Hello,
I am trying to run the MNIST digit recognition from model-zoo using the latest Flux version with Zygote on a GPU. I had to make some tweaks to the code to make it run: https://github.com/tanhevg/model-zoo/blob/tanhevg/mnist-zygote/vision/mnist/conv.jl. One strange pattern that I observe is that after training for a while and almost converging (test accuracy > 0.99), all of a sudden the accuracy drops to < 0.1 and stays that way.
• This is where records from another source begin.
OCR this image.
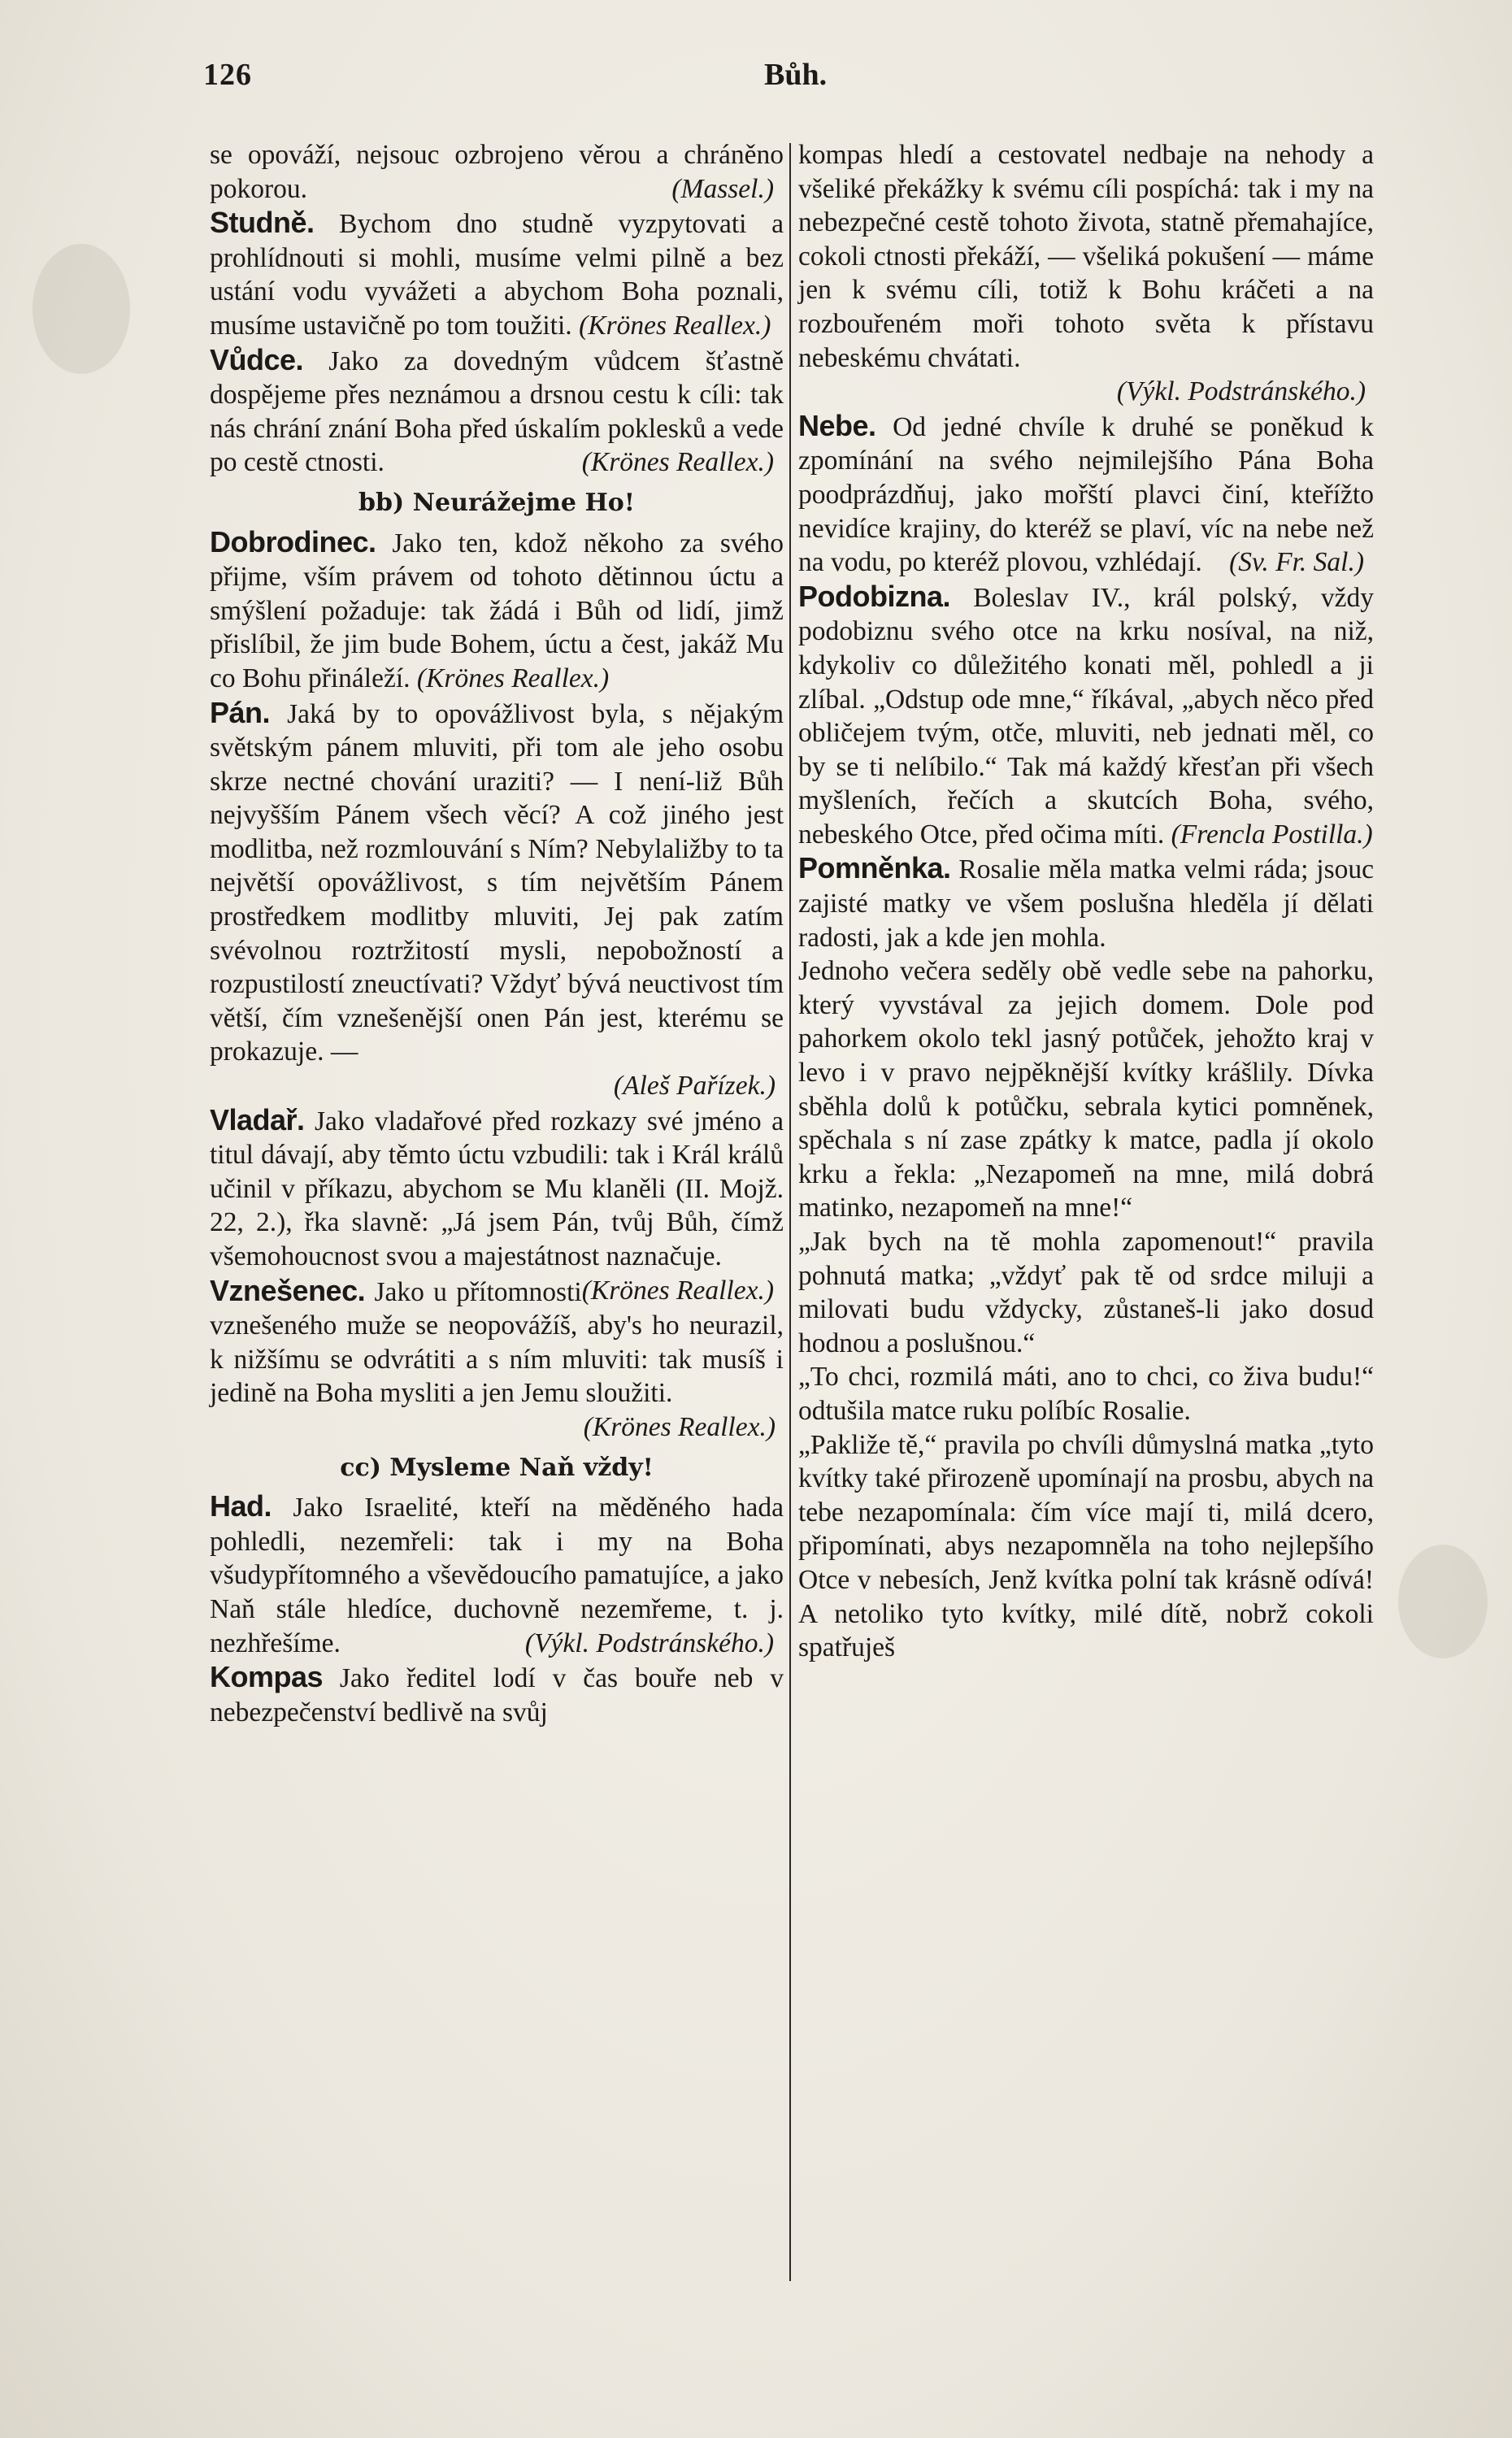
126	Bůh.

se opováží, nejsouc ozbrojeno věrou a chráněno pokorou.	(Massel.)

Studně. Bychom dno studně vyzpytovati a prohlídnouti si mohli, musíme velmi pilně a bez ustání vodu vyvážeti a abychom Boha poznali, musíme ustavičně po tom toužiti. (Krönes Reallex.)

Vůdce. Jako za dovedným vůdcem šťastně dospějeme přes neznámou a drsnou cestu k cíli: tak nás chrání znání Boha před úskalím poklesků a vede po cestě ctnosti.	(Krönes Reallex.)

bb) Neurážejme Ho!

Dobrodinec. Jako ten, kdož někoho za svého přijme, vším právem od tohoto dětinnou úctu a smýšlení požaduje: tak žádá i Bůh od lidí, jimž přislíbil, že jim bude Bohem, úctu a čest, jakáž Mu co Bohu přináleží. (Krönes Reallex.)

Pán. Jaká by to opovážlivost byla, s nějakým světským pánem mluviti, při tom ale jeho osobu skrze nectné chování uraziti? — I není-liž Bůh nejvyšším Pánem všech věcí? A což jiného jest modlitba, než rozmlouvání s Ním? Nebylaližby to ta největší opovážlivost, s tím největším Pánem prostředkem modlitby mluviti, Jej pak zatím svévolnou roztržitostí mysli, nepobožností a rozpustilostí zneuctívati? Vždyť bývá neuctivost tím větší, čím vznešenější onen Pán jest, kterému se prokazuje. —

(Aleš Pařízek.)

Vladař. Jako vladařové před rozkazy své jméno a titul dávají, aby těmto úctu vzbudili: tak i Král králů učinil v příkazu, abychom se Mu klaněli (II. Mojž. 22, 2.), řka slavně: „Já jsem Pán, tvůj Bůh, čímž všemohoucnost svou a majestátnost naznačuje.
(Krönes Reallex.)

Vznešenec. Jako u přítomnosti vznešeného muže se neopovážíš, aby's ho neurazil, k nižšímu se odvrátiti a s ním mluviti: tak musíš i jedině na Boha mysliti a jen Jemu sloužiti.

(Krönes Reallex.)

cc) Mysleme Naň vždy!

Had. Jako Israelité, kteří na měděného hada pohledli, nezemřeli: tak i my na Boha všudypřítomného a vševědoucího pamatujíce, a jako Naň stále hledíce, duchovně nezemřeme, t. j. nezhřešíme.	(Výkl. Podstránského.)

Kompas Jako ředitel lodí v čas bouře neb v nebezpečenství bedlivě na svůj

kompas hledí a cestovatel nedbaje na nehody a všeliké překážky k svému cíli pospíchá: tak i my na nebezpečné cestě tohoto života, statně přemahajíce, cokoli ctnosti překáží, — všeliká pokušení — máme jen k svému cíli, totiž k Bohu kráčeti a na rozbouřeném moři tohoto světa k přístavu nebeskému chvátati.

(Výkl. Podstránského.)

Nebe. Od jedné chvíle k druhé se poněkud k zpomínání na svého nejmilejšího Pána Boha poodprázdňuj, jako mořští plavci činí, kteřížto nevidíce krajiny, do kteréž se plaví, víc na nebe než na vodu, po kteréž plovou, vzhlédají. (Sv. Fr. Sal.)

Podobizna. Boleslav IV., král polský, vždy podobiznu svého otce na krku nosíval, na niž, kdykoliv co důležitého konati měl, pohledl a ji zlíbal. „Odstup ode mne,“ říkával, „abych něco před obličejem tvým, otče, mluviti, neb jednati měl, co by se ti nelíbilo.“ Tak má každý křesťan při všech myšleních, řečích a skutcích Boha, svého, nebeského Otce, před očima míti. (Frencla Postilla.)

Pomněnka. Rosalie měla matka velmi ráda; jsouc zajisté matky ve všem poslušna hleděla jí dělati radosti, jak a kde jen mohla.

Jednoho večera seděly obě vedle sebe na pahorku, který vyvstával za jejich domem. Dole pod pahorkem okolo tekl jasný potůček, jehožto kraj v levo i v pravo nejpěknější kvítky krášlily. Dívka sběhla dolů k potůčku, sebrala kytici pomněnek, spěchala s ní zase zpátky k matce, padla jí okolo krku a řekla: „Nezapomeň na mne, milá dobrá matinko, nezapomeň na mne!“

„Jak bych na tě mohla zapomenout!“ pravila pohnutá matka; „vždyť pak tě od srdce miluji a milovati budu vždycky, zůstaneš-li jako dosud hodnou a poslušnou.“

„To chci, rozmilá máti, ano to chci, co živa budu!“ odtušila matce ruku políbíc Rosalie.

„Pakliže tě,“ pravila po chvíli důmyslná matka „tyto kvítky také přirozeně upomínají na prosbu, abych na tebe nezapomínala: čím více mají ti, milá dcero, připomínati, abys nezapomněla na toho nejlepšího Otce v nebesích, Jenž kvítka polní tak krásně odívá! A netoliko tyto kvítky, milé dítě, nobrž cokoli spatřuješ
Inspecting model parameters, they are full of NaNs
. If I save the model just before it turns into NaNs
, and compute its gradients, NaNs
are returned undeterministically (i.e. sometimes it returns a valid gradient, and sometimes - NaNs
).
I think this might be related to me running it on a GPU. I have not observed this behaviour on a CPU. Interestingly, the learning curve on the CPU looks completely different from that on GPU (in addition to being much slower, which is expected). E.g. on GPU the accuracy after the first epoch is >0.9, on CPU it is <0.11.
Has anyone else run into this? Maybe suggest a workaround?
Thanks in advance.
julia> versioninfo()
Julia Version 1.3.0
Commit 46ce4d7933 (2019-11-26 06:09 UTC)
Platform Info:
OS: Linux (x86_64-pc-linux-gnu)
CPU: Intel(R) Xeon(R) CPU E5-2640 0 @ 2.50GHz
WORD_SIZE: 64
LIBM: libopenlibm
LLVM: libLLVM-6.0.1 (ORCJIT, sandybridge)
Environment:
JULIA_DEPOT_PATH = /data/.julia
JULIA_WORKER_TIMEOUT = 300
JULIA_EDITOR = atom -a
JULIA_NUM_THREADS = 12
JULIA_PROJECT = @.
$ nvidia-smi -L
GPU 0: Quadro P2000
$ nvidia-smi | grep SMI
| NVIDIA-SMI 418.87.00 Driver Version: 440.44 CUDA Version: 10.2 |